On November 29, 2006 ESI-Group reported financial results for its third quarter, the period ended October 31, 2006. Turnover for the third quarter of the 2006 financial year totalled 12.6 million euros, up 4.7% organically on the same quarter of the previous financial year. At constant exchange rates, the increase was +7.3%. The performance of License activity over the third quarter was marked by very dynamic growth (+ 17.9% at constant exchange rates), thus continuing the trend noted the previous quarter. The weakness of Consulting & Services activity (-18.4%) is essentially due to projects delays in the Asian zone, notably with a significant fall in Japan associated with the halting of low value-added projects.

Consolidated turnover for the first 9 months of the year totalled 39.0 million euros (+4.2%). The surge in Asia has been reaffirmed.

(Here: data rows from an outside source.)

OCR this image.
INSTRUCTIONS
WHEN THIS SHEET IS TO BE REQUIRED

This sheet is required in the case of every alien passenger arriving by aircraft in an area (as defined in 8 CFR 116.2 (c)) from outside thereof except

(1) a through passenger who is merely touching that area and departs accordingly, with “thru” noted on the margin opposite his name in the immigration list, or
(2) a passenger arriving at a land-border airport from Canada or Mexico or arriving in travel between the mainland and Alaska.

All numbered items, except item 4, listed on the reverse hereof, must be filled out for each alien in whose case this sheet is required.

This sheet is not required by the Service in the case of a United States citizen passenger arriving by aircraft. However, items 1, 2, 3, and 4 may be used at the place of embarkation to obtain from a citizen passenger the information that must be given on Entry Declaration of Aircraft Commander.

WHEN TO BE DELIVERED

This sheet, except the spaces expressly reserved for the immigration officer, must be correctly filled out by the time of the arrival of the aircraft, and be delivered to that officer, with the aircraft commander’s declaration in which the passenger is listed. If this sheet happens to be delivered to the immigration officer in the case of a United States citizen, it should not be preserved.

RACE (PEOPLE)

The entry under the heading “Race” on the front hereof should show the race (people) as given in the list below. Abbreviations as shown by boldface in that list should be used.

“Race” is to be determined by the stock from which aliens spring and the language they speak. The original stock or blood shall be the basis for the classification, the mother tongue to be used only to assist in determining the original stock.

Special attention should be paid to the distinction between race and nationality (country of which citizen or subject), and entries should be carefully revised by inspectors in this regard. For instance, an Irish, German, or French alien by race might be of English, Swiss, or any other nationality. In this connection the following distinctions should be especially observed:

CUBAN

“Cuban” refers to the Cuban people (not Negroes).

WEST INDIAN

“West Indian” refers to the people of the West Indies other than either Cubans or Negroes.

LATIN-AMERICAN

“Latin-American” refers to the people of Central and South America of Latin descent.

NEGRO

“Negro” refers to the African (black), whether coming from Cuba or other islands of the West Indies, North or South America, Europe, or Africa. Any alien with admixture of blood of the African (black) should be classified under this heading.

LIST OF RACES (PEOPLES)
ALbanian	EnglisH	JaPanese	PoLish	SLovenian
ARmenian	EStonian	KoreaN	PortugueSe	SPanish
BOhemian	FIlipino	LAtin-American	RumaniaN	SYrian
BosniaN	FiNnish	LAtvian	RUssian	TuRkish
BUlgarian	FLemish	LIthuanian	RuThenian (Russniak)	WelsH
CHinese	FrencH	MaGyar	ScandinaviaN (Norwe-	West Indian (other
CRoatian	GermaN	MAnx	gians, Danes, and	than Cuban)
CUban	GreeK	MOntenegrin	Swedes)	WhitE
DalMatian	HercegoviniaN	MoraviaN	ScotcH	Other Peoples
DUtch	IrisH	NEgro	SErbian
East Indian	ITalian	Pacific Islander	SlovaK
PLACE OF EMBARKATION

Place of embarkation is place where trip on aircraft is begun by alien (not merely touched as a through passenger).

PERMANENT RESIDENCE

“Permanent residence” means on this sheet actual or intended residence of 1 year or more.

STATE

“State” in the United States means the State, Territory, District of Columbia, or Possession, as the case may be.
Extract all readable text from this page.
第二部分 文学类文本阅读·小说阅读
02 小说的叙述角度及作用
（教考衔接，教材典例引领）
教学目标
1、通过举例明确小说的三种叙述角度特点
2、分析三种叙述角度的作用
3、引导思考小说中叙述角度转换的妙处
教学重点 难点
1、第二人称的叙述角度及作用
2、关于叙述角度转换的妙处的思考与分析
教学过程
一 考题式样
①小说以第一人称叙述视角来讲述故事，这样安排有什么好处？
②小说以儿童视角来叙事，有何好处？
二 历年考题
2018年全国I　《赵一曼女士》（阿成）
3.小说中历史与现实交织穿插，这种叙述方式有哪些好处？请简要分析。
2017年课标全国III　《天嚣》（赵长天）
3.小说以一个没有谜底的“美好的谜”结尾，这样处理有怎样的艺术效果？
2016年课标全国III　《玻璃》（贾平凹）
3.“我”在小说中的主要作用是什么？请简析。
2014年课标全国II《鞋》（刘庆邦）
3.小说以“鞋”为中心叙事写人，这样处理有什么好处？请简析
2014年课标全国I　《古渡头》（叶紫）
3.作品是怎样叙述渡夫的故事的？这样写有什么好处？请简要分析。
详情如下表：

Alain de Rouvray, ESI Group's Chairman and CEO, said: “Our sector's growth drivers are currently moving to emerging zones such as China and India. ESI Group's participation in the French State's recent visit to China reflects the quality and soundness of our relationships in Asia. Despite structural and situational difficulties in Consulting & Services, the ongoing dynamism of our Licence activity and the intensification of our S&M efforts - notably in Asia - should, in the short term, allow an acceleration in growth, a reduction in our average costs through the globalisation of our teams, and an improvement in our profitability, a direct consequence of an essentially fixed-cost structure”.

On February 6, 2007 Moldflow Corporation announced the results for its second quarter of the 2007 fiscal year. Total revenue of $17.7 million was up 15% sequentially, and up 4% from the corresponding quarter of fiscal 2006.

Total product revenue of $10.4 million represented a 30% sequential increase, and a 3% increase over the same period of the prior year.

Total services revenue of $7.2 million represented a sequential decrease of 1%, and a 6% increase over the same period of the prior year.

Revenue from Design Analysis Solutions totaled $14.0 million, or 79% of total revenue, and represented a 21% sequential increase, and a 10% increase when compared to the same period last year.

Revenue from Manufacturing Solutions totaled $3.6 million, or 21% of total revenue, and was flat sequentially, and represented a 13% decrease when compared to the same period last year.

Regionally, revenue in the Asia/Pacific region represented 38% of total revenue, while the European region represented 35%, and the Americas represented 27% of total revenue, respectively.

Net income for the quarter was $1.8 million, including a charge of $451K for stock-based compensation expense, compared to a net loss of $109K.

Roland Thomas, Moldflow Corporation's president and CEO said, "Our second quarter results, which continue to validate our fiscal 2007 business model, produced increased revenue, net income and earnings per share on both a sequential and year-over-year basis. During the quarter, we continued to see increased leverage coming out of our Design Analysis Solutions business. When compared to the same period of the prior fiscal year, Design Analysis Solutions product revenue grew 11% and total revenue grew 10%, representing another step in this division supporting our longer-term business model. As planned, our Manufacturing Solutions business continued to operate close to breakeven, with increased gross margins on slightly lower revenue during the second fiscal quarter."

On February 27, 2007 MSC.Software Corporation reported financial results for the fourth quarter and the year, periods ending December 31, 2006. Total revenue for the quarter was $66 million, a drop of 22% compared to the $85 million in the fourth quarter of 2005, but an increase of 13% from the $58 million in the prior quarter. Software revenue was $28 million, or 42% of total revenue, down 40% year-over-year, but up 223% sequentially. Maintenance and service revenue was $38 million, or 58% of total revenue, down 1% year-over-year, but up 6.7% sequentially. The fourth quarter included $1.2 million of PLM services revenue.